Penso che la Chiesa, in quanto insieme di persone mosse da un desiderio comune di compiersi totalmente come uomini e donne, sia presente anche nei luoghi laici di aggregazione; non credo si possa fare una distinzione netta tra “Qui c’è la Chiesa” e “Qui non c’è la Chiesa”, in quanto questa non è una struttura solida, fissa e replicabile asetticamente, ma un’esperienza attiva e viva di persone che ha a che fare con un modo bello e profondo di vedere e vivere la realtà data interrogandosi sulle circostanze incontrate.

La domanda che possiamo porci è: come posso io cristiano affascinare chi mi sta attorno tanto da chiedersi il perché di tanta letizia? E come questo può essere visibile nel quotidiano, nei gesti che ognuno di noi compie ogni giorno (anche in discoteca) e non solo perché va Messa?

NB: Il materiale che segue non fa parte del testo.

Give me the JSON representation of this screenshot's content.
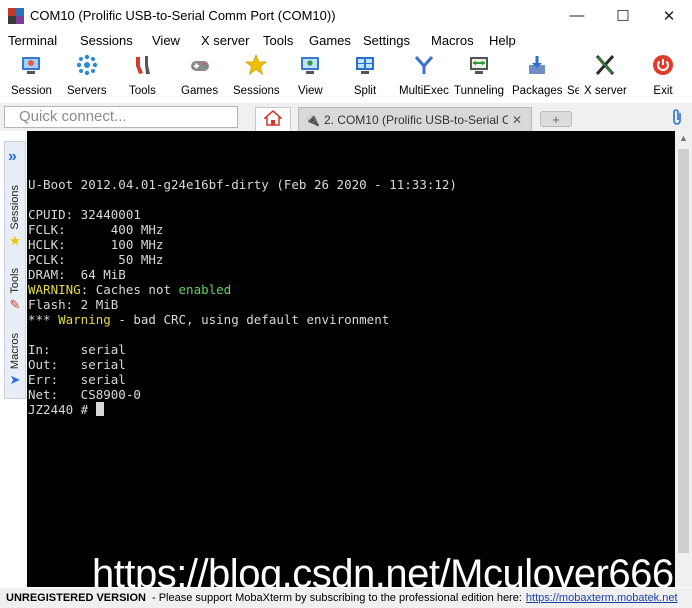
{
  "window": {
    "title": "COM10  (Prolific USB-to-Serial Comm Port (COM10))",
    "minimize_glyph": "—",
    "maximize_glyph": "☐",
    "close_glyph": "✕"
  },
  "menu": [
    "Terminal",
    "Sessions",
    "View",
    "X server",
    "Tools",
    "Games",
    "Settings",
    "Macros",
    "Help"
  ],
  "toolbar": [
    {
      "label": "Session",
      "icon": "session-icon"
    },
    {
      "label": "Servers",
      "icon": "servers-icon"
    },
    {
      "label": "Tools",
      "icon": "tools-icon"
    },
    {
      "label": "Games",
      "icon": "games-icon"
    },
    {
      "label": "Sessions",
      "icon": "star-icon"
    },
    {
      "label": "View",
      "icon": "view-icon"
    },
    {
      "label": "Split",
      "icon": "split-icon"
    },
    {
      "label": "MultiExec",
      "icon": "multiexec-icon"
    },
    {
      "label": "Tunneling",
      "icon": "tunneling-icon"
    },
    {
      "label": "Packages",
      "icon": "packages-icon"
    },
    {
      "label": "Se",
      "icon": "settings-icon"
    },
    {
      "label": "X server",
      "icon": "x-server-icon"
    },
    {
      "label": "Exit",
      "icon": "power-icon"
    }
  ],
  "quick_connect": {
    "placeholder": "Quick connect..."
  },
  "tabs": {
    "active_label": "2. COM10  (Prolific USB-to-Serial C",
    "close_glyph": "✕",
    "new_tab_glyph": "+"
  },
  "sidebar": {
    "tabs": [
      "Sessions",
      "Tools",
      "Macros"
    ]
  },
  "terminal": {
    "lines": [
      {
        "text": ""
      },
      {
        "text": "U-Boot 2012.04.01-g24e16bf-dirty (Feb 26 2020 - 11:33:12)"
      },
      {
        "text": ""
      },
      {
        "text": "CPUID: 32440001"
      },
      {
        "text": "FCLK:      400 MHz"
      },
      {
        "text": "HCLK:      100 MHz"
      },
      {
        "text": "PCLK:       50 MHz"
      },
      {
        "text": "DRAM:  64 MiB"
      },
      {
        "segments": [
          {
            "text": "WARNING",
            "color": "yellow"
          },
          {
            "text": ": Caches not "
          },
          {
            "text": "enabled",
            "color": "green"
          }
        ]
      },
      {
        "text": "Flash: 2 MiB"
      },
      {
        "segments": [
          {
            "text": "*** "
          },
          {
            "text": "Warning",
            "color": "yellow"
          },
          {
            "text": " - bad CRC, using default environment"
          }
        ]
      },
      {
        "text": ""
      },
      {
        "text": "In:    serial"
      },
      {
        "text": "Out:   serial"
      },
      {
        "text": "Err:   serial"
      },
      {
        "text": "Net:   CS8900-0"
      },
      {
        "text": "JZ2440 # ",
        "cursor": true
      }
    ],
    "colors": {
      "yellow": "#e6db3a",
      "green": "#5fd35f",
      "text": "#d8d8d8",
      "background": "#000000"
    }
  },
  "watermark": "https://blog.csdn.net/Mculover666",
  "status": {
    "strong": "UNREGISTERED VERSION",
    "text": " -  Please support MobaXterm by subscribing to the professional edition here:",
    "link": "https://mobaxterm.mobatek.net"
  }
}
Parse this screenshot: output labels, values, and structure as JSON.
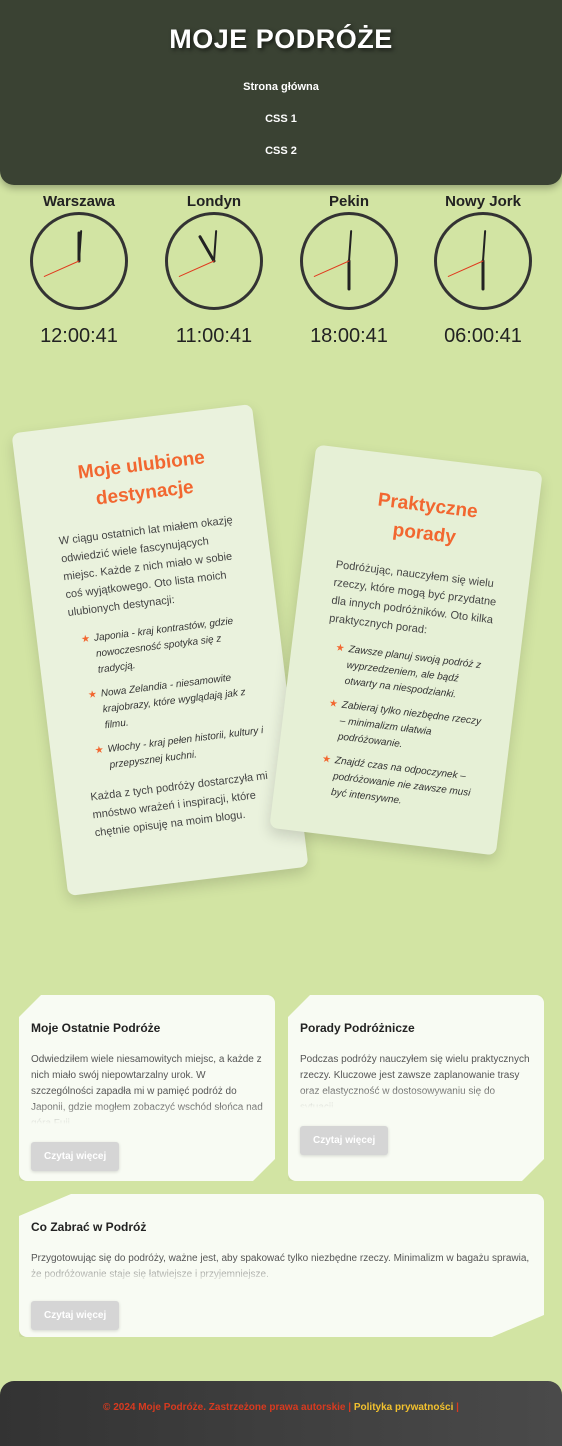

Penso che la difficoltà maggiore ora, soprattutto tra i giovani cristiani, sia proprio quella di affascinare, di attirare, di vivere in modo che gli altri guardando dicano “Anche io voglio essere felice così”. Ma ne siamo capaci? Ne siamo convinti? Solo così l’essere cristiano diventa “conveniente”, se riusciamo a capire che fa bene all’uomo, che investe tutto ciò che egli vive, comprese le piazze, le discoteche e i pub.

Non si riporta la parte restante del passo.